LONDON (AFP) — The economy came closer to a recession on Friday after official data showed it had slowed further during the second quarter as the construction and manufacturing industries weakened.
Gross domestic product grew by only 0.2 percent in the April to June period compared with the first three months of 2008.
This was the slowest pace of economic growth for more than three years, according to the Office for National Statistics.
The data followed gloomy figures for the eurozone, Germany and France on Thursday which analysts said also raised the spectre of possible recession.
"Weaker construction and production output drove the deceleration in growth, which was partially offset by increased growth in the service industries," the ONS said as it gave its first estimates for second-quarter GDP.
The data matched analyst consensus forecasts, after Britain's economy grew 0.3 percent in the first quarter of 2008 compared with the final three months of 2007.
"The 0.2-percent rise ... shows that the economy has weakened dramatically even before the full impact of the credit squeeze and housing downturn has been felt," said Capital Economics analyst Paul Dales.
"An outright recession is now our central scenario.
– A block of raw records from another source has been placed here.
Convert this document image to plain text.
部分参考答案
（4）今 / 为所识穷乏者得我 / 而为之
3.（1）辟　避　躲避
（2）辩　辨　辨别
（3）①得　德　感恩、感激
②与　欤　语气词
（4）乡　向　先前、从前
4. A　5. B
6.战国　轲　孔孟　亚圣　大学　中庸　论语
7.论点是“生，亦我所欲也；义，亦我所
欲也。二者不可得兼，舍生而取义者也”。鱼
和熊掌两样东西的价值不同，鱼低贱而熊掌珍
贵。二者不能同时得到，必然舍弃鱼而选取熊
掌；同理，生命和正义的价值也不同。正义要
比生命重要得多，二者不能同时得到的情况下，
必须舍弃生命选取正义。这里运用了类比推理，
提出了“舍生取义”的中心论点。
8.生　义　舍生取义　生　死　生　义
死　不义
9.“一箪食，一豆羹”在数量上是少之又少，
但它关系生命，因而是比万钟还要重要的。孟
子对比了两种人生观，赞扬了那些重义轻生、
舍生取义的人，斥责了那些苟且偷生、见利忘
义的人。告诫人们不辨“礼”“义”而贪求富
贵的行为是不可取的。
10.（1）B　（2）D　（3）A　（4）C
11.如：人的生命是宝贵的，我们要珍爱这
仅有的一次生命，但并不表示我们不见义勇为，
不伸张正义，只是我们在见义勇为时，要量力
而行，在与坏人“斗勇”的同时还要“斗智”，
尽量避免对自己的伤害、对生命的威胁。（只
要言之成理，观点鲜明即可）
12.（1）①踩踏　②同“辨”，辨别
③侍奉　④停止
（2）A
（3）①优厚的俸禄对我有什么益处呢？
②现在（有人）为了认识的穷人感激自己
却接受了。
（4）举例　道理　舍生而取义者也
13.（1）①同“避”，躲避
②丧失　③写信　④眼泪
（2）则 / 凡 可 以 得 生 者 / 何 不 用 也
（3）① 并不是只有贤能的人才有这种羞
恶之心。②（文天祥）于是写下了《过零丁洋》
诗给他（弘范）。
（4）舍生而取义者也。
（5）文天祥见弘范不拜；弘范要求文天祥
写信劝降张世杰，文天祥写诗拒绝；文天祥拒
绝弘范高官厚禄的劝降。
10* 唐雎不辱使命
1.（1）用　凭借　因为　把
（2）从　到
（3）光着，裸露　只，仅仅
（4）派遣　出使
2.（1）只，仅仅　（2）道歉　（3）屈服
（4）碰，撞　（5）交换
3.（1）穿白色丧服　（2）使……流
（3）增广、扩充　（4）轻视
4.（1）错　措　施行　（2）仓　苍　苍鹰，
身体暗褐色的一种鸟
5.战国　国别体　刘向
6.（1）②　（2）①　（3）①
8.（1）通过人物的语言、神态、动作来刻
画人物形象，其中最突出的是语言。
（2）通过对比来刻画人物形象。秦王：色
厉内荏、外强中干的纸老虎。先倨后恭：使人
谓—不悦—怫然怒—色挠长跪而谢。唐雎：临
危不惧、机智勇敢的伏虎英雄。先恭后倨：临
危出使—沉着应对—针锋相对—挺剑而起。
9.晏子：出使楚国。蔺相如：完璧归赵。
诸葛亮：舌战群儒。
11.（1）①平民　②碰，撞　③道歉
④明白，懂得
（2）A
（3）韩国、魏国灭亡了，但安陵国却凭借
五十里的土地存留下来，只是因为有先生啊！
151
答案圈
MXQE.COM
With industrial production having fallen in both (the first and second quarters), industry is already in recession.
"Overall growth would have been much weaker if a gain in transport and communication output (in the second quarter) did not push services output growth up from 0.3 percent in (the first quarter) to 0.4 percent," said Dales, an expert on the British economy.
The ONS added on Friday that Britain's economy had grown 1.6 percent during the second quarter when compared with the year-earlier period -- the smallest annual expansion since the second quarter of 2005. Analysts had forecast an year-on-year growth rate of 1.7 percent.
The month-on-month figure of 0.2 percent growth was also the slowest quarterly gain since the first three months of 2005.
Britain's economy expanded 2.3 percent during the first quarter when compared with the year-earlier period.
Business leaders at the British Chambers of Commerce on Friday warned of a "dramatic worsening in economic prospects."
"The position is likely to deteriorate in the second half of the year. We now expect zero or negative growth in the next two or three quarters," said its economic adviser David Kern.
The technical definition of a recession is when an economy contracts for two or more quarters in a row.
Construction output in Britain fell by 0.7 percent in the second quarter owing to a "particularly large" fall in new housebuilding, the ONS said.
In recent weeks, British homebuilders have axed about 5,000 jobs as house prices fall also amid surging inflation and sliding retail sales.
ING Bank economist James Knightley on Friday said recession "seemed probable" for Britain.
He added: "The credit crunch coupled with falling house prices and rising food and energy costs are continuing to constrain activity, yet fiscal and monetary policy can do nothing to ease the pain."
Bank of England policymakers were split three ways when they left interest rates unchanged earlier this month, reflecting the dilemma they face in controlling soaring inflation whilst boosting growth.
The BoE's nine-member monetary policy committee voted 7-2 to leave borrowing costs at 5.00 percent on July 10, according to the minutes of the latest meeting released on Wednesday.
One of the nine policymakers had called for a quarter-point cut to borrowing costs in July and another for a hike by the same amount.
Britain's 12-month inflation rate jumped to a 16-year high of 3.8 percent in June. Meanwhile British retail sales sank in June to record the largest monthly drop for 22 years, official data showed on Thursday.